I revised the copy as well.

Feedback please?

dinazina's picture

Tomi, does that mean you like it? I can't tell.

Tomi from Suomi's picture

Sorry, but I do not like it.

It is propably my Lutheran upbringing, but one should not embellish death, and so I would recommend Caslon (or other font with small caps and numerals) or similar to use instead of your proposial.

In effect, I would suggest using just one typeface.

Tomi from Suomi's picture

If you are using InDesign, I would advise you to go with Adobe Caslon Pro. That worked well for the burial of my grangfather.

aluminum's picture

Keeping it simple is always good advice. I'd introduce some more white space as well. You also have a bit of dissonance in that it's a mostly centered composition, but then the title is cramped into the top and made into a split-level.

And sorry for the loss of your friend.

dinazina's picture

Are you saying you would use the text font (whether Caslon or other) as a display font? Using small caps?

Tomi from Suomi's picture

That was the way I used Caslon for my grandfathers funeral.

dinazina's picture

How does this look? It's all in Caslon except the Rest In Peace, which I still love.

oprion's picture

Personally, I'd go with a picture that shows the person relaxed and peaceful, rather then brimming with happiness, less of a contrast then.
A solid black frame might also be worth considering in stead of the decorative one.
_____________________________________________
Personal Art and Design Portal of Ivan Gulkov
www.ivangdesign.com

Tomi from Suomi's picture

It is an American way, but I would drop those capitals on top. Othterwise, it is your funeral.

Tomi from Suomi's picture

Small caps was my intention to tell you.

dinazina's picture

Tomi, "drop those capitalS on top?" I'm not sure what that means. Do you mean the line is placed too high? Or delete the line "In Memorium"?

As for the picture, Cherisse was an intense person. All the pictures we have are either a big grin, a quizzical frown, with her mouth wide open, or just bored and spacing out. This is the best.

akos.polgardi's picture

Isn't it 'IN MEMORIAM'?

dinazina's picture

I have a reason for the green border too. My friend wanted a wake in her favorite Irish pub, she did not want a funeral or a gloomy occasion. The border is dignified but looks a bit Irish too - I think she'd like that.

dinazina's picture

You are right about the misspelling, I was copying the original. Thanks! I will correct it.

Tomi from Suomi's picture

I meant: in memoriam. Without capitals. And for Irish, go all the way! I've lived in Ireland for two years, and Ireland is good.

Tomi from Suomi's picture

Who are you?

dinazina's picture

Me? I'm Dina.

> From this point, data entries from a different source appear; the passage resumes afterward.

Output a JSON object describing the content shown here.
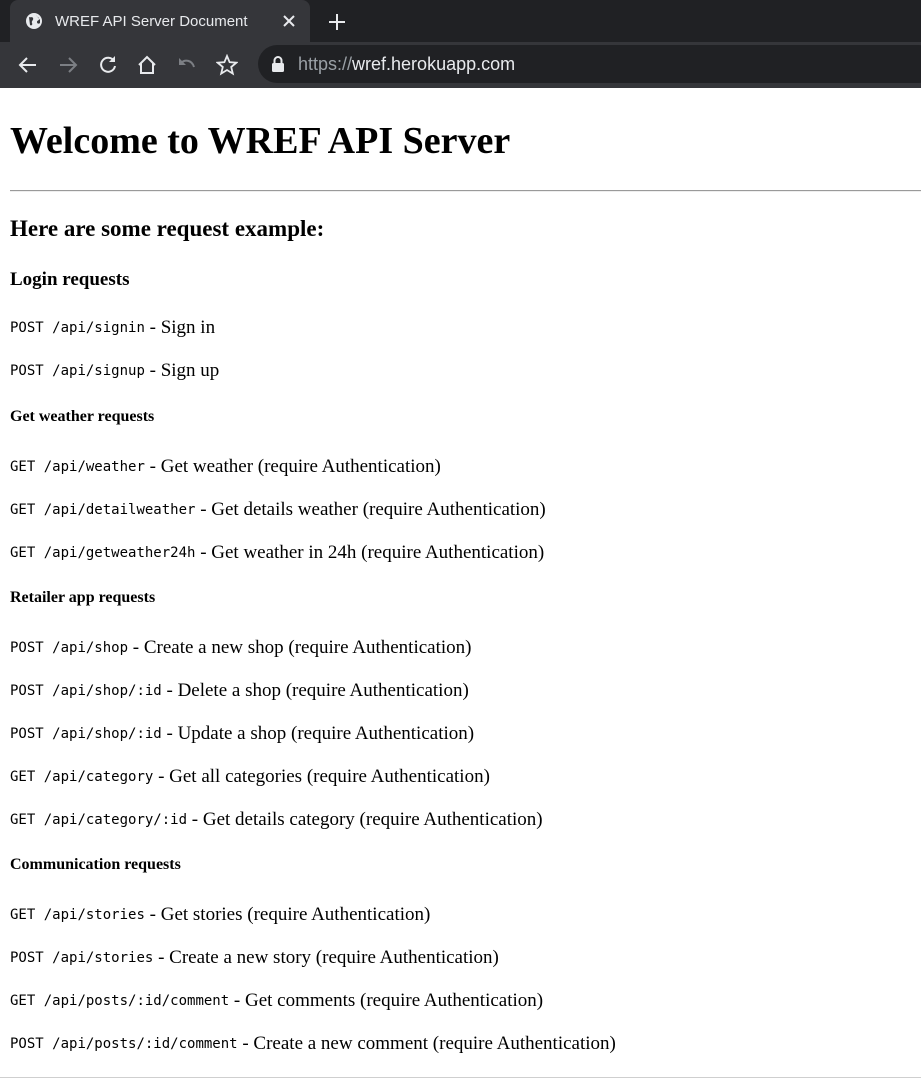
{
  "browser": {
    "tab_title": "WREF API Server Document",
    "url_scheme": "https://",
    "url_host": "wref.herokuapp.com",
    "icons": {
      "tab_favicon": "globe-icon",
      "tab_close": "close-icon",
      "new_tab": "plus-icon",
      "back": "back-arrow-icon",
      "forward": "forward-arrow-icon",
      "reload": "reload-icon",
      "home": "home-icon",
      "undo": "undo-icon",
      "bookmark": "star-icon",
      "secure": "lock-icon"
    },
    "colors": {
      "frame": "#202124",
      "toolbar": "#35363a",
      "text": "#e8eaed"
    }
  },
  "page": {
    "title": "Welcome to WREF API Server",
    "subtitle": "Here are some request example:",
    "sections": [
      {
        "heading": "Login requests",
        "requests": [
          {
            "method": "POST",
            "path": "/api/signin",
            "desc": "Sign in"
          },
          {
            "method": "POST",
            "path": "/api/signup",
            "desc": "Sign up"
          }
        ]
      },
      {
        "heading": "Get weather requests",
        "requests": [
          {
            "method": "GET",
            "path": "/api/weather",
            "desc": "Get weather (require Authentication)"
          },
          {
            "method": "GET",
            "path": "/api/detailweather",
            "desc": "Get details weather (require Authentication)"
          },
          {
            "method": "GET",
            "path": "/api/getweather24h",
            "desc": "Get weather in 24h (require Authentication)"
          }
        ]
      },
      {
        "heading": "Retailer app requests",
        "requests": [
          {
            "method": "POST",
            "path": "/api/shop",
            "desc": "Create a new shop (require Authentication)"
          },
          {
            "method": "POST",
            "path": "/api/shop/:id",
            "desc": "Delete a shop (require Authentication)"
          },
          {
            "method": "POST",
            "path": "/api/shop/:id",
            "desc": "Update a shop (require Authentication)"
          },
          {
            "method": "GET",
            "path": "/api/category",
            "desc": "Get all categories (require Authentication)"
          },
          {
            "method": "GET",
            "path": "/api/category/:id",
            "desc": "Get details category (require Authentication)"
          }
        ]
      },
      {
        "heading": "Communication requests",
        "requests": [
          {
            "method": "GET",
            "path": "/api/stories",
            "desc": "Get stories (require Authentication)"
          },
          {
            "method": "POST",
            "path": "/api/stories",
            "desc": "Create a new story (require Authentication)"
          },
          {
            "method": "GET",
            "path": "/api/posts/:id/comment",
            "desc": "Get comments (require Authentication)"
          },
          {
            "method": "POST",
            "path": "/api/posts/:id/comment",
            "desc": "Create a new comment (require Authentication)"
          }
        ]
      }
    ],
    "separator": " - "
  }
}
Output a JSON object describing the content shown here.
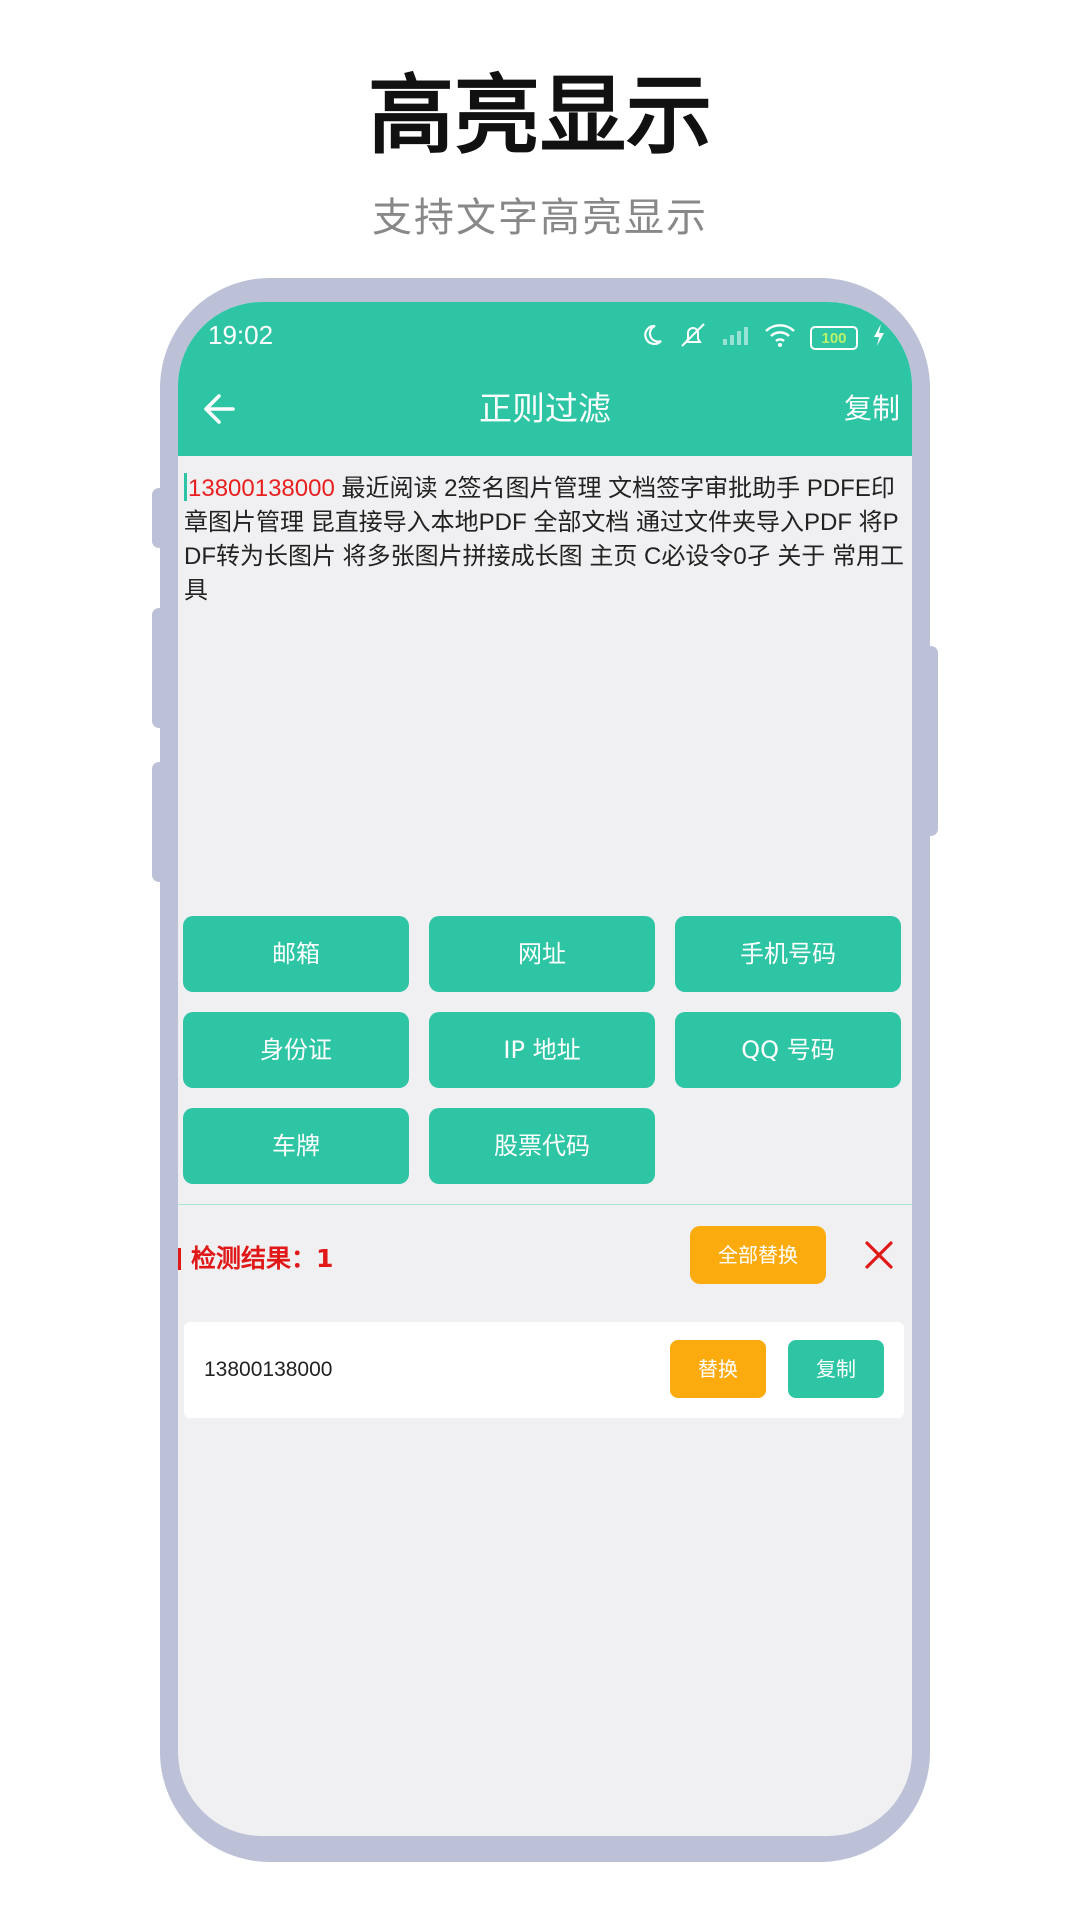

I'm not a type designer.

James Random's picture

Personally I'd use Trajan Pro for the header and footer with Times (not New Roman) for the body text.

I'd also use Trajan Pro for the name of the womn too, however. space each letter (by adjusting the character tracking) so that it's equal in length to your title. I'd also advise putting a border around the title and name too. Something like this is the result I got.

dinazina's picture

James, that is beautiful and classic, especially for something to appear in a publication, but it looks...hm, overly formal for someone like Cherisse.

Her best friend came over and looked at the two designs I printed, the one with Serena and the traditional one with Caslon [revised as Tomi suggested], and said "They're both lovely, but Cherisse would like this one [the first]." It's very subjective, isn't it?

It's to be viewed onscreen by her hundreds of friends and acquaintances, not printed in a newspaper, so I think it'll be fine that it's not so traditional.

I did use suggestions from you all for improving the spacing though, and it does look better proportioned.

James Random's picture

Try looking into brush script typefaces, in that case. Less formal, but still intelligent.

Apart from that the best advice I can give you is to step back from something and say to yourself: 'What would Cherissa think?' If you knew her well, you can't go far wrong :)

dinazina's picture

If the graphics for my own wake don't have rhinestones on them somewhere, I'll be disappointed. I've told my husband.

Thanks to everyone for the feedback.